Makenzy Orcel, l’enfant terrible des lettres haïtiennes, auteur remarqué des Immortelles, est de retour. L’Ombre animale s’impose d’ores et déjà comme l’un des plus beaux titres de cette rentrée, un titre qui retranscrit parfaitement l’esprit d’un roman en clair-obscur où le corps s’expose, se décompose, se renouvelle. Difficile de résumer l’incroyable profusion d’un texte qui brouille les cartes, échappe aux étiquetages et choisit l’éclat du verbe comme unique boussole. Makenzy Orcel est un archéologue du sens, un écrivain sensoriel qui puise dans la marginalité une puissance d’évocation rare. Roman ambitieux et exigeant, lOmbre animale n’a pas fini de nous fasciner.

 

Tout commence par une voix, la voix d’une femme morte qui s’élève, entre confession et prophétie. Le récit prend vie dans un village de la campagne haïtienne. Un environnement pauvre, misérable même, avec cependant une cohésion sociale tissée de solidarité entre les habitants, malgré la mort qui frappe impitoyablement et rythme le quotidien de ses cortèges funèbres. La première partie du roman s’inscrit dans la tradition du roman rural haïtien et se nourrit des tragédies et des petits bonheurs des gens de la campagne. Un peuple fier, résigné et paradoxalement combatif. On retrouve les accents du chef-d’œuvre de Jacques Roumain, Gouverneurs de la Rosée, cette empathie pour les humbles et les déclassés.
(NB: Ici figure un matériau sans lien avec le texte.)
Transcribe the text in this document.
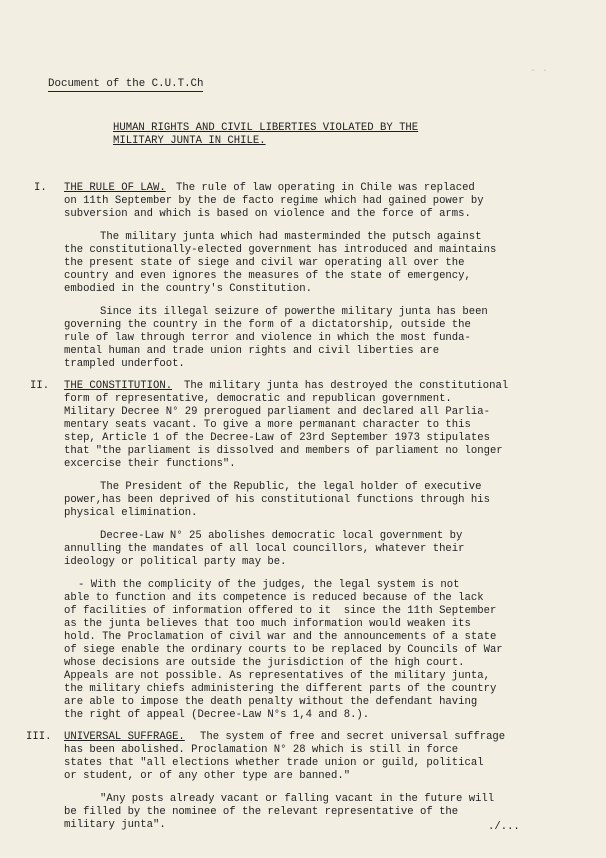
- ·
Document of the C.U.T.Ch
HUMAN RIGHTS AND CIVIL LIBERTIES VIOLATED BY THE
MILITARY JUNTA IN CHILE.
I. THE RULE OF LAW. The rule of law operating in Chile was replaced
on 11th September by the de facto regime which had gained power by
subversion and which is based on violence and the force of arms.
The military junta which had masterminded the putsch against
the constitutionally-elected government has introduced and maintains
the present state of siege and civil war operating all over the
country and even ignores the measures of the state of emergency,
embodied in the country's Constitution.
Since its illegal seizure of powerthe military junta has been
governing the country in the form of a dictatorship, outside the
rule of law through terror and violence in which the most funda-
mental human and trade union rights and civil liberties are
trampled underfoot.
II. THE CONSTITUTION. The military junta has destroyed the constitutional
form of representative, democratic and republican government.
Military Decree N° 29 prerogued parliament and declared all Parlia-
mentary seats vacant. To give a more permanant character to this
step, Article 1 of the Decree-Law of 23rd September 1973 stipulates
that "the parliament is dissolved and members of parliament no longer
excercise their functions".
The President of the Republic, the legal holder of executive
power,has been deprived of his constitutional functions through his
physical elimination.
Decree-Law N° 25 abolishes democratic local government by
annulling the mandates of all local councillors, whatever their
ideology or political party may be.
- With the complicity of the judges, the legal system is not
able to function and its competence is reduced because of the lack
of facilities of information offered to it  since the 11th September
as the junta believes that too much information would weaken its
hold. The Proclamation of civil war and the announcements of a state
of siege enable the ordinary courts to be replaced by Councils of War
whose decisions are outside the jurisdiction of the high court.
Appeals are not possible. As representatives of the military junta,
the military chiefs administering the different parts of the country
are able to impose the death penalty without the defendant having
the right of appeal (Decree-Law N°s 1,4 and 8.).
III. UNIVERSAL SUFFRAGE. The system of free and secret universal suffrage
has been abolished. Proclamation N° 28 which is still in force
states that "all elections whether trade union or guild, political
or student, or of any other type are banned."
"Any posts already vacant or falling vacant in the future will
be filled by the nominee of the relevant representative of the
military junta".	./...
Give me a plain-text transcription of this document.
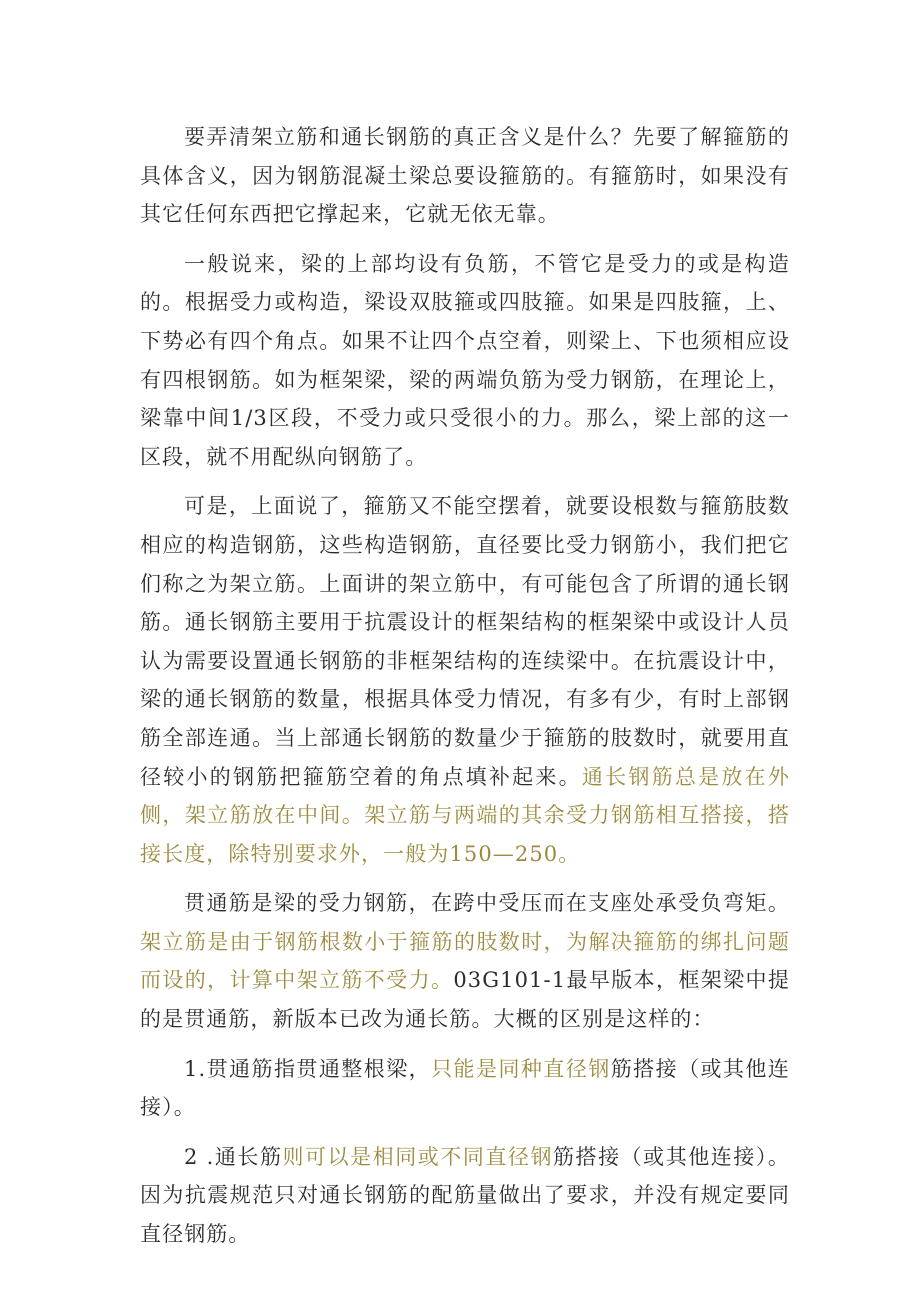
要弄清架立筋和通长钢筋的真正含义是什么？先要了解箍筋的具体含义，因为钢筋混凝土梁总要设箍筋的。有箍筋时，如果没有其它任何东西把它撑起来，它就无依无靠。

一般说来，梁的上部均设有负筋，不管它是受力的或是构造的。根据受力或构造，梁设双肢箍或四肢箍。如果是四肢箍，上、下势必有四个角点。如果不让四个点空着，则梁上、下也须相应设有四根钢筋。如为框架梁，梁的两端负筋为受力钢筋，在理论上，梁靠中间1/3区段，不受力或只受很小的力。那么，梁上部的这一区段，就不用配纵向钢筋了。

可是，上面说了，箍筋又不能空摆着，就要设根数与箍筋肢数相应的构造钢筋，这些构造钢筋，直径要比受力钢筋小，我们把它们称之为架立筋。上面讲的架立筋中，有可能包含了所谓的通长钢筋。通长钢筋主要用于抗震设计的框架结构的框架梁中或设计人员认为需要设置通长钢筋的非框架结构的连续梁中。在抗震设计中，梁的通长钢筋的数量，根据具体受力情况，有多有少，有时上部钢筋全部连通。当上部通长钢筋的数量少于箍筋的肢数时，就要用直径较小的钢筋把箍筋空着的角点填补起来。通长钢筋总是放在外侧，架立筋放在中间。架立筋与两端的其余受力钢筋相互搭接，搭接长度，除特别要求外，一般为150—250。

贯通筋是梁的受力钢筋，在跨中受压而在支座处承受负弯矩。架立筋是由于钢筋根数小于箍筋的肢数时，为解决箍筋的绑扎问题而设的，计算中架立筋不受力。03G101-1最早版本，框架梁中提的是贯通筋，新版本已改为通长筋。大概的区别是这样的：

1.贯通筋指贯通整根梁，只能是同种直径钢筋搭接（或其他连接）。

2 .通长筋则可以是相同或不同直径钢筋搭接（或其他连接）。因为抗震规范只对通长钢筋的配筋量做出了要求，并没有规定要同直径钢筋。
Parmi la foule des protagonistes, on repère vite la personnalité menaçante de Makenzy, le pater familias, brutal et omnipotent ; Orcel, le frère, à la limite de l’autisme, contraint d’encaisser l’insupportable ; mais aussi l’Envoyé de Dieu, sorte de gourou lubrique, ainsi qu’une myriade d’autres figures, illustrations de notre condition humaine. Surtout, il y a Toi — la mère et la confidente de la défunte, passeuse de témoin et gardienne des mythes. Toi, est un personnage équivoque, à la fois alter ego du lecteur et dépositaire d’une parole universelle. Puis le roman quitte la campagne pour s’aventurer dans les ruelles de la grande ville. L’Ombre animale se transforme alors en roman noir, une enquête onirique, dont l’atmosphère n’est pas sans évoquer les grands polars métaphysiques de Roberto Bolaño. Cette dernière partie met en scène une faune interlope composée d’artistes et de voyous en prise avec un inspecteur de police déboussolé.

 

Toi, Orcel, Makenzy, trois personnages comme autant d’instances psychanalytiques. Car c’est bien de cela dont il s’agit dans ce livre : une psychanalyse sans concession de la société et de l’Être haïtien. L’écrivain attaque de front le patriarcat, conscient que nos sociétés ne peuvent plus ignorer les brutalités et les discriminations à l’encontre des femmes. L’humour est présent entre les lignes comme l’éclat de rire d’un rescapé. Le récit s’enfle de souvenirs épars, de poésie de contrebande, de trouvailles stylistiques qui font du jeune romancier l’héritier de Jacques Stephen Alexis. Le roman s’achève par un poème, splendide, intitulé Vers la lumière. Avec ces mots, bouleversants dans leur simplicité : Je ne suis pas morte, je vais à ma rencontre

 

L’Ombre animale se situe à la limite des ténèbres et de l’aurore, du rêve et de l’éveil, de l’absence et de la vie. Livre-frontière, corps à corps avec les mots, réflexion sur la mort : L’Ombre animale est une expérience de lecture hors du commun, un diamant noir surgi d’un cœur incandescent.